En 2000, Ekaete a créé the Family-Centered Initiative for Challenged Persons (FACICP), une organisation non-gouvernementale qui travaille pour le respect des droits et des besoins des personnes handicapées, notamment les femmes et les filles dans tous les programmes de santé et de développement.


une femme handicapée discutant avec un groupe d’autres femmes handicapées.
Nous sommes des femmes et nous méritons tous les avantages dont bénéficient les autres femmes dans la société.

Le FACICP à travers son projet ‘Health Care Without Barriers’ met l’accent sur l’inclusion des besoins d’accès et la participation des femmes handicapées dans le secteur de la santé. "Le but du projet," élaboré par Ekaete, "est d’offrir des services de prise en charge en santé reproductive, y compris des informations sur le VIH/SIDA aux femmes handicapées. Nous sommes sur le point de traduire des informations sur la santé reproductive en braille pour les femmes aveugles, et nous tenons maintenant des rencontres mensuelles pour parler de l’éducation sexuelle, plus précisément des cas de grossesses, de responsabilité parentale et de handicap."

FACICP travaille aussi en partenariat avec la Société pour la Santé Familiale (SSF), une organisation qui offre une formation sur les problèmes de santé des femmes. "SSF a donné son accord pour nous inviter à tous ses programmes de formation et ateliers afin de promouvoir la sensibilisation sur les besoins sanitaires des femmes handicapées," nous raconte Ekaete. FACICP travaille avec SSF afin de s’assurer que les ateliers soient tenus dans des endroits accessibles avec des fauteuils roulants, et que les échanges soient traduits en langage des signes, donc les femmes sourdes peuvent également participer. Avec la formation de la SSF, les femmes handicapées peuvent devenir des éducatrices sanitaires dans leurs communautés.

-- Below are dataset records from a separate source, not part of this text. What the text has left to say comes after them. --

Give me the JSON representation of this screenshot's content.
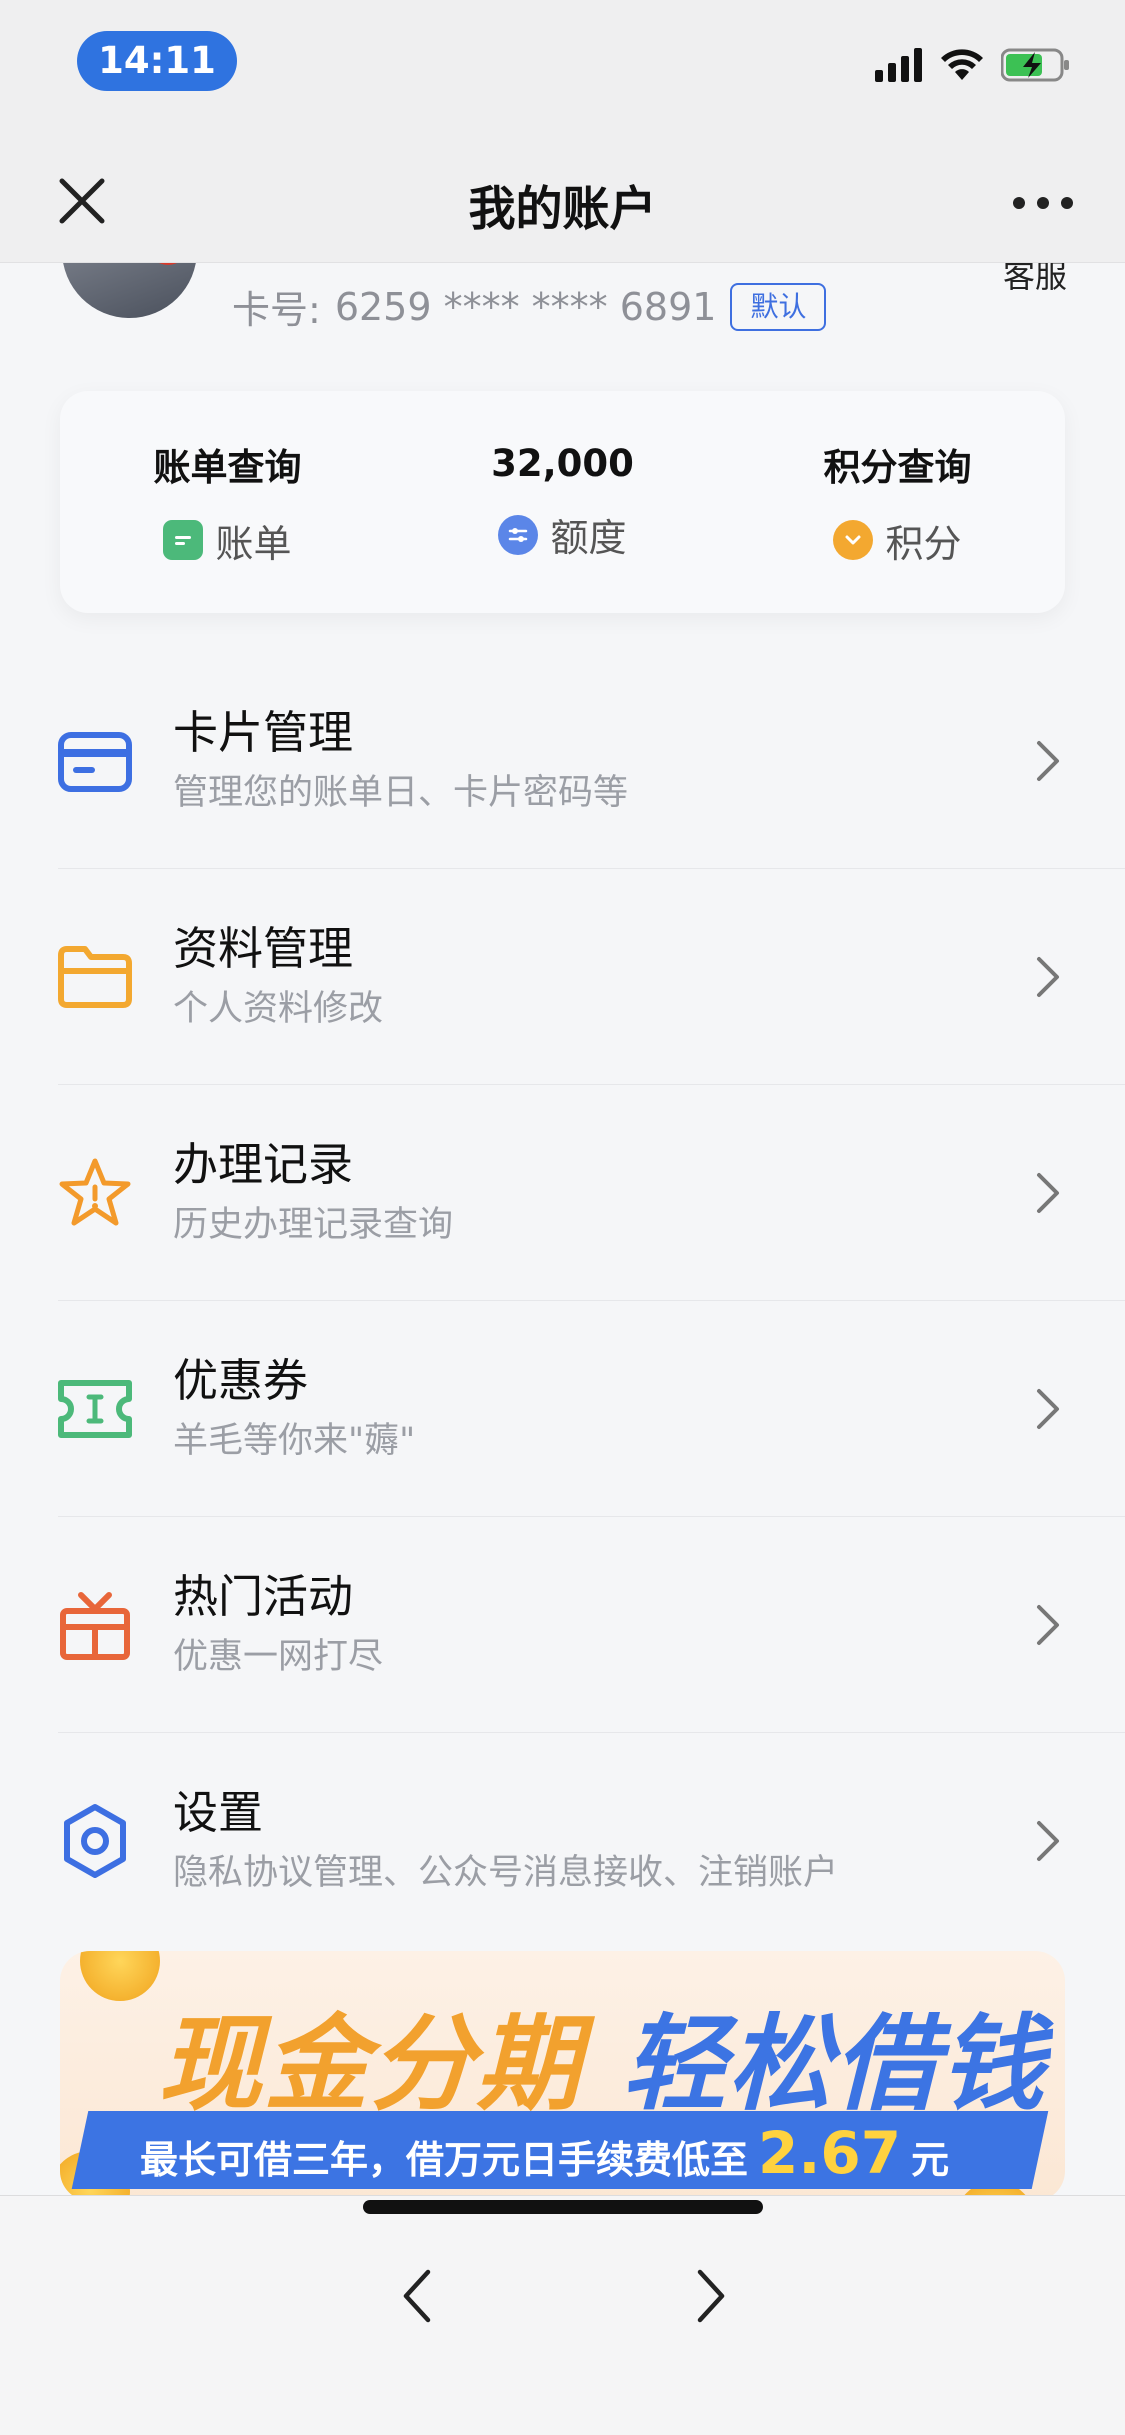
{
  "status_bar": {
    "time": "14:11"
  },
  "nav": {
    "title": "我的账户"
  },
  "account": {
    "card_label": "卡号:",
    "card_number": "6259 **** **** 6891",
    "default_tag": "默认",
    "service_label": "客服"
  },
  "summary": [
    {
      "title": "账单查询",
      "sub_label": "账单",
      "icon": "bill-icon",
      "color": "#4cb97a"
    },
    {
      "title": "32,000",
      "sub_label": "额度",
      "icon": "limit-icon",
      "color": "#5b86e8"
    },
    {
      "title": "积分查询",
      "sub_label": "积分",
      "icon": "points-icon",
      "color": "#f3a830"
    }
  ],
  "menu": [
    {
      "title": "卡片管理",
      "desc": "管理您的账单日、卡片密码等",
      "icon": "card-icon",
      "color": "#3d6fe2"
    },
    {
      "title": "资料管理",
      "desc": "个人资料修改",
      "icon": "folder-icon",
      "color": "#f3a830"
    },
    {
      "title": "办理记录",
      "desc": "历史办理记录查询",
      "icon": "star-icon",
      "color": "#f39a2b"
    },
    {
      "title": "优惠券",
      "desc": "羊毛等你来\"薅\"",
      "icon": "coupon-icon",
      "color": "#4cb97a"
    },
    {
      "title": "热门活动",
      "desc": "优惠一网打尽",
      "icon": "gift-icon",
      "color": "#e8663a"
    },
    {
      "title": "设置",
      "desc": "隐私协议管理、公众号消息接收、注销账户",
      "icon": "gear-icon",
      "color": "#3d6fe2"
    }
  ],
  "banner": {
    "headline_left": "现金分期",
    "headline_right": "轻松借钱",
    "subline": "最长可借三年，借万元日手续费低至",
    "rate": "2.67",
    "unit": "元"
  }
}
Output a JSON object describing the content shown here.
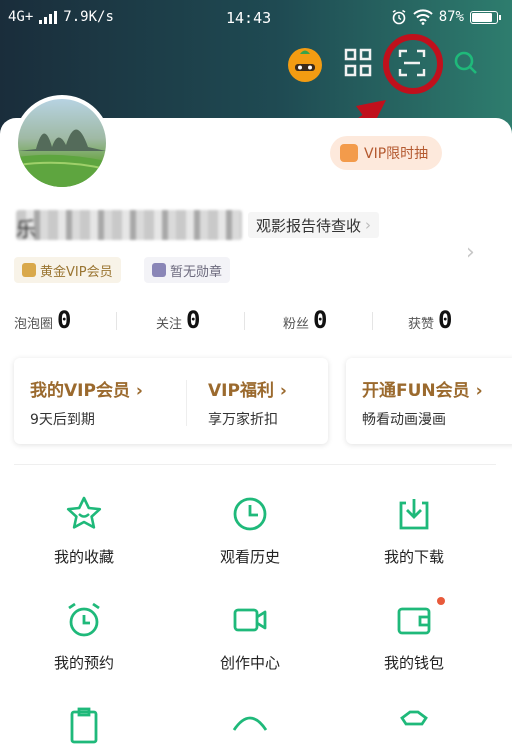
{
  "status_bar": {
    "network": "4G+",
    "speed": "7.9K/s",
    "time": "14:43",
    "battery": "87%",
    "battery_level": 0.87
  },
  "header": {
    "icons": [
      "mascot-icon",
      "qr-code-icon",
      "scan-icon",
      "search-icon"
    ],
    "accent_color": "#1fb97a",
    "highlight_color": "#c0101c"
  },
  "profile": {
    "username_visible": "乐",
    "vip_promo": "VIP限时抽",
    "report_link": "观影报告待查收",
    "badges": [
      {
        "label": "黄金VIP会员",
        "icon": "crown-icon"
      },
      {
        "label": "暂无勋章",
        "icon": "medal-icon"
      }
    ],
    "stats": [
      {
        "label": "泡泡圈",
        "value": "0"
      },
      {
        "label": "关注",
        "value": "0"
      },
      {
        "label": "粉丝",
        "value": "0"
      },
      {
        "label": "获赞",
        "value": "0"
      }
    ]
  },
  "vip_cards": [
    {
      "title": "我的VIP会员",
      "sub": "9天后到期"
    },
    {
      "title": "VIP福利",
      "sub": "享万家折扣"
    },
    {
      "title": "开通FUN会员",
      "sub": "畅看动画漫画"
    }
  ],
  "grid": [
    {
      "label": "我的收藏",
      "icon": "star-icon"
    },
    {
      "label": "观看历史",
      "icon": "clock-icon"
    },
    {
      "label": "我的下载",
      "icon": "download-icon"
    },
    {
      "label": "我的预约",
      "icon": "alarm-icon"
    },
    {
      "label": "创作中心",
      "icon": "video-camera-icon"
    },
    {
      "label": "我的钱包",
      "icon": "wallet-icon"
    }
  ]
}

Ekaete et ses collègues demandent aux gouvernements, aux organisations multilatérales, et à la société civile de commencer à utiliser "l’optique des personnes handicapées" dans toutes leurs activités de développement. Ils ont proposé, par exemple, que la Banque Mondiale finance les projets prenant en compte la formation, l’assistance technique, les consultations, les financements de projets et la distribution des ressources matérielles pour les personnes handicapées. Cela garantira que les droits et les besoins sanitaires des personnes en situation de handicap constitueront toujours une priorité et ne seront pas oubliés. Comme nous l’a rappelé Ekaete, "les personnes handicapées sont partout, et ont les mêmes droits et les mêmes privilèges que tous les citoyens de la communauté."